At the end of the event, Carla Gay Balingit crowned Maricar Balagtas as Binibining Pilipinas-Universe 2004. Maria Rafaela Yunon crowned Maria Karla Bautista as Bb. Pilipinas-World 2004, while Jhezarie Javier crowned Margaret-Ann Bayot as Bb. Pilipinas-International 2004. Tracy Ann Javelona was named First Runner-Up and Princess Jasmine Tiongson was named 2nd Runner-Up.

==Results==

- Color keys
- The contestant was a Runner-up in an International pageant.
- The contestant was a Semi-Finalist in an International pageant.
- The contestant did not place.

| Placement | Contestant | International Placement |
| Binibining Pilipinas Universe 2004 | Bb. #19 – Maricar Balagtas; | Unplaced – Miss Universe 2004 |
| Binibining Pilipinas World 2004 | Bb. #10 – Maria Karla Bautista; | Top 5 – Miss World 2004 |
| Binibining Pilipinas International 2004 | Bb. #17 – Margaret-Ann Bayot; | Top 15 – Miss International 2004 |
| 1st Runner-Up | Bb. #20 – Tracy Ann Javelona; |
| 2nd Runner-Up | Bb. #1 – Princess Jasmine Tiongson; |
| Top 10 | Bb. #3 – Maria Liwayway Baterna; Bb. #6 – Maria Cristina del Rosario; Bb. #9 – Gemma Gatdula; Bb. #14 – Honeylet Christine Gascon; Bb. #21 – Margaux Mitz Flores; |

=== Special awards ===

| Award | Contestant | Ref. |
| Best in Swimsuit | Bb. #19 - Maricar Balagtas; |  |
| Best in Evening Gown | Bb. #20 - Tracy Ann Javelona; |
| Miss Photogenic/AGFA | Bb. #9 - Gemma Gatdula; |
| Miss Friendship | Bb. #3 - Maria Liwayway Baterna; |
| Miss Talent | Bb. #2 - Jeanne Harn; |
| Miss Lux 24-Hour Beauty | Bb. #17 - Margaret-Ann Bayot; |
| Miss Creamsilk Beauty | Bb. #19 - Maricar Balagtas; |
| Miss Pond's Noticeably Beautiful Skin | Bb. #1 - Princess Jasmine Tiongson; |
| Miss Close-Up Smile | Bb. #20 - Tracy Ann Javelona; |
| Binibining Avon | Bb. #20 - Tracy Ann Javelona; |
| Miss Philippine Airlines | Bb. #19 - Maricar Balagtas; |
| Miss Red Bull Supreme Energy | Bb. #19 - Maricar Balagtas; |
| Miss Internet | Bb. #19 - Maricar Balagtas; |
| People's Choice Award | Bb. #17 - Margaret-Ann Bayot; |

==Contestants==
25 contestants competed for the three titles.

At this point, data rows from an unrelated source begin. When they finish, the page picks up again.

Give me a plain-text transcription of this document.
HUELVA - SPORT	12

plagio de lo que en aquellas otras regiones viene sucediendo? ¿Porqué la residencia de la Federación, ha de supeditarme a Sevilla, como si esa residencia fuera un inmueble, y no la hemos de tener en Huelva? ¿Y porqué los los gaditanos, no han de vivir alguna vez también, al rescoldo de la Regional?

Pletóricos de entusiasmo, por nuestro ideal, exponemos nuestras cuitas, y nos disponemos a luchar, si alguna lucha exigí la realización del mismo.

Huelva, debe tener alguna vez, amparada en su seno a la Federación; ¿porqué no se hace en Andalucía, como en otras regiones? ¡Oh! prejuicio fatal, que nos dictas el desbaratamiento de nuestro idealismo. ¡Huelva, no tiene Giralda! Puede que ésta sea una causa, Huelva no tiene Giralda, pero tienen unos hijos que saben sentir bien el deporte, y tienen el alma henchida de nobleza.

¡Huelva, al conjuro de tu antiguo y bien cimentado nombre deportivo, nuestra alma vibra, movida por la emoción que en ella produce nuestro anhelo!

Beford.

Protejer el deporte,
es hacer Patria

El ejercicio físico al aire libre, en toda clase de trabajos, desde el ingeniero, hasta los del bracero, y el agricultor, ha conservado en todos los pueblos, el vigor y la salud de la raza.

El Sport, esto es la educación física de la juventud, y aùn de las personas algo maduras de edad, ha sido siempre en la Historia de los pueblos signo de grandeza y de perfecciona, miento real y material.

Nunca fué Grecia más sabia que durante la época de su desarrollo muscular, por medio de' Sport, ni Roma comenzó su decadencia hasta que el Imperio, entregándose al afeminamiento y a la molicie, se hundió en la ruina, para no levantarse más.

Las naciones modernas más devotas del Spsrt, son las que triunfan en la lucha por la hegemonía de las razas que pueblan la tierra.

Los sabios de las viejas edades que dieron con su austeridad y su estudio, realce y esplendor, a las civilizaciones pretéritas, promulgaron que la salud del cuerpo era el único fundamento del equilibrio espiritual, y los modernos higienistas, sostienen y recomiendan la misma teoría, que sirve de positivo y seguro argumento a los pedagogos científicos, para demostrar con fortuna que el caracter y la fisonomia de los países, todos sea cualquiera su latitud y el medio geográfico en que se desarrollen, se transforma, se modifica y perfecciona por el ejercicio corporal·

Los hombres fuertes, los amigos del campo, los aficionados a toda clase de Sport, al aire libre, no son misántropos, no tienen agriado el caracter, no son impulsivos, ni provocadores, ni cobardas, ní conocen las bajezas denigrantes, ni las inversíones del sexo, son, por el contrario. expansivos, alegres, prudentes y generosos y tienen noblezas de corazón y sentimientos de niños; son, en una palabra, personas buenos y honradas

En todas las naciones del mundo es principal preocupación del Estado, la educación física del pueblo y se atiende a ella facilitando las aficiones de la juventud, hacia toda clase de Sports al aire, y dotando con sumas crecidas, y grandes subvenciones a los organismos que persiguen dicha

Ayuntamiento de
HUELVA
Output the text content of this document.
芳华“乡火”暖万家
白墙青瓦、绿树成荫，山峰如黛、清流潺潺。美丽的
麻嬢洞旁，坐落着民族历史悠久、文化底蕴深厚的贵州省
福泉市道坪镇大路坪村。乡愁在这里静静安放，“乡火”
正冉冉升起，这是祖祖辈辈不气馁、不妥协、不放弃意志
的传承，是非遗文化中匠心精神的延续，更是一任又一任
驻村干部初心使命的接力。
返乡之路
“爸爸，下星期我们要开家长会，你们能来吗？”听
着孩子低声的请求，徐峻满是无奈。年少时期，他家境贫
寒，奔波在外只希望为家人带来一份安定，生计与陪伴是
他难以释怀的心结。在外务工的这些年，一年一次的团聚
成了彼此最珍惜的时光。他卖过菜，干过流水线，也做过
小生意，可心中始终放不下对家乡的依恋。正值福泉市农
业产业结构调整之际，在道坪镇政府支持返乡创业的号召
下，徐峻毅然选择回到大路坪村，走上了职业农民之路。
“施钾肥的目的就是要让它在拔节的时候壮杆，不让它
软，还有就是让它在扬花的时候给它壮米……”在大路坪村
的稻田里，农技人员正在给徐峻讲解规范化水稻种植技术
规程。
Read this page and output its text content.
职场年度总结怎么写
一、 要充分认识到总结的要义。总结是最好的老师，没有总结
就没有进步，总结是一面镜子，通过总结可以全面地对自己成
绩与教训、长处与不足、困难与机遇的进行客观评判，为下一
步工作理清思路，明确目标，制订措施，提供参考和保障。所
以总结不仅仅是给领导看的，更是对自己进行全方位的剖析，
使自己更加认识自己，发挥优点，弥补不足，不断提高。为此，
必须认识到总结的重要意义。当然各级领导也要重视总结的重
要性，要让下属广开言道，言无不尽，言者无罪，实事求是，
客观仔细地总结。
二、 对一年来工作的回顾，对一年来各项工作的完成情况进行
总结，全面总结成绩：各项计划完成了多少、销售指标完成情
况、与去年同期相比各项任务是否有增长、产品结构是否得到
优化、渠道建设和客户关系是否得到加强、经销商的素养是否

| No. | Contestant | Age | City/Province | Placement |
|---|---|---|---|---|
| 1 | Princess Jasmine Jewere Tiongson | 21 | Baguio | 2nd Runner-Up |
| 2 | Jeanne Angeles Harn | 22 | Rodriguez, Rizal |  |
| 3 | Maria Liwayway Baterna | 25 | Sagay, Negros Occidental | Top 10 |
| 4 | Stephanie Anne Balagtas | 19 | Malolos, Bulacan |  |
| 5 | Sheila Margrethe Alonso | 19 | Tanjay, Negros Oriental |  |
| 6 | Maria Cristina del Rosario | 24 | Nueva Ecija | Top 10 |
| 7 | Natasha Catbagan | 20 | Nueva Ecija |  |
| 8 | Anna Teresita Lopez | 21 | Parañaque |  |
| 9 | Gemma Gatdula | 22 | Angeles City | Top 10 |
| 10 | Maria Karla Bautista | 19 | Cebu City | Binibining Pilipinas World 2004 |
| 11 | Aizza Francesca Briñas | 19 | Quezon City |  |
| 12 | Caroline Lontoc | 24 | Makati |  |
| 13 | Mary Joan de Mesa | 23 | Calamba, Laguna |  |
| 14 | Honeylet Christine Gascon | 23 | Pampanga | Top 10 |
| 15 | Frances Anne Meneses | 23 | Bulacan |  |
| 16 | Mary Anne Bago | 18 | Mandaluyong |  |
| 17 | Margaret-Ann Bayot | 21 | Antipolo | Binibining Pilipinas International 2004 |
| 18 | Liane Mae Tablante | 20 | Quezon City |  |
| 19 | Maricar Balagtas | 21 | Plaridel, Bulacan | Binibining Pilipinas Universe 2004 |
| 20 | Tracy Ann Javelona | 24 | Bacolod | 1st Runner-Up |
| 21 | Margaux Mitz Flores | 22 | Quezon City | Top 10 |
| 22 | Kooky Ken dela Cruz | 20 | Pangasinan |  |
| 23 | Leila Mae Cuenza | 22 | Bacolod |  |
| 24 | Heidi Borja | 19 | Paombong, Bulacan |  |
| 25 | Patricia Francisco | 18 | Parañaque |  |

==Notes==

===Post-pageant notes===
- Maricar Balagtas competed at Miss Universe 2004 in Quito, Ecuador but was unplaced. On the other hand, Maria Karla Bautista was one of the Top 5 when she competed at Miss World 2004 in Sanya, China. Bautista was then named as the Continental Queen of Asia & Oceania.
- Margaret-Ann Bayot competed at Miss International 2004 in Beijing and was of the 15 semifinalists. After her stint in Miss International, Bayot competed at Miss Maja Mundial 2004 in Colombia and was named Virreina (1st Runner-Up)
- Sheila Margrethe Alonso competed at Miss Philippines Earth 2004 and was crowned Miss Philippines Fire 2004.